Paling tidak, Pansus Angket seharusnya menahan diri dulu. Uji materi tentang KPK sebagai objek hak angket sedang berlangsung. Tunggulah putusan Mahkamah Konstitusi untuk memastikan apakah DPR bisa mengajukan hak angket terhadap lembaga yang menurut undang-undang bebas dari pengaruh kekuasaan mana pun.
Fakta bahwa partai politik pendukung pemerintah seperti PDIP, Golkar, Nasdem, Hanura, PAN, dan PPP getol mendukung hak angket juga amat menyedihkan. Presiden Jokowi memiliki komitmen yang jelas terhadap pemberantasan korupsi. Apalagi di era kepemimpinan Presiden Jokowi, pembangunan infrastruktur besar-besaran dilakukan.
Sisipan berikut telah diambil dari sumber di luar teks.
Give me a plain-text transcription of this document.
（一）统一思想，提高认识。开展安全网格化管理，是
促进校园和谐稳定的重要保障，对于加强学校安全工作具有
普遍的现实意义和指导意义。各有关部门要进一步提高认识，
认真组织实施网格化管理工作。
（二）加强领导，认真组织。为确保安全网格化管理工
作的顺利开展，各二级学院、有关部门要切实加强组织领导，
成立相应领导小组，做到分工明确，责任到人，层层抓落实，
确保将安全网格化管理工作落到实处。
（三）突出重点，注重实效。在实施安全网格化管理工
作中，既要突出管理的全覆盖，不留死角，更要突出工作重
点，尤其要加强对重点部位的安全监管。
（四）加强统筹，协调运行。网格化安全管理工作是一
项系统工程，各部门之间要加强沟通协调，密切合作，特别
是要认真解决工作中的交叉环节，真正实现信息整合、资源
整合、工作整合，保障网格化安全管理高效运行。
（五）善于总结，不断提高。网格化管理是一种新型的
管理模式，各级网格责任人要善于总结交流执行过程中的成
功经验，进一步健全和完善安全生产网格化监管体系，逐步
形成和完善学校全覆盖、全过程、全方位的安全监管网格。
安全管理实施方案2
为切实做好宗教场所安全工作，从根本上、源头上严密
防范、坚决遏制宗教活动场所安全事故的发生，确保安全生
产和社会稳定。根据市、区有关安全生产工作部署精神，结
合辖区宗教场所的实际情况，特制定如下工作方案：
Untuk menjamin setiap rupiah yang keluar dari negara betul-betul kembali ke rakyat dalam bentuk pembangunan infrastruktur, Presiden tentu saja membutuhkan KPK.
Seharusnya partai politik pendukung pemerintah bisa membaca sikap antikorupsi yang diperjuangkan Presiden Jokowi, jangan justru menyulitkan posisi Presiden di tengah tugas besar yang sedang dikerjakannya.
Entahlah. Mungkin tak akan ada yang berubah. Keributan tentang Pansus Angket nampaknya terus bergulir. Sementara itu, seorang pria pejuang antikorupsi terancam kehilangan penglihatannya karena memperjuangkan nilai yang ia yakini. Mau sampai kapan ini dilanjutkan?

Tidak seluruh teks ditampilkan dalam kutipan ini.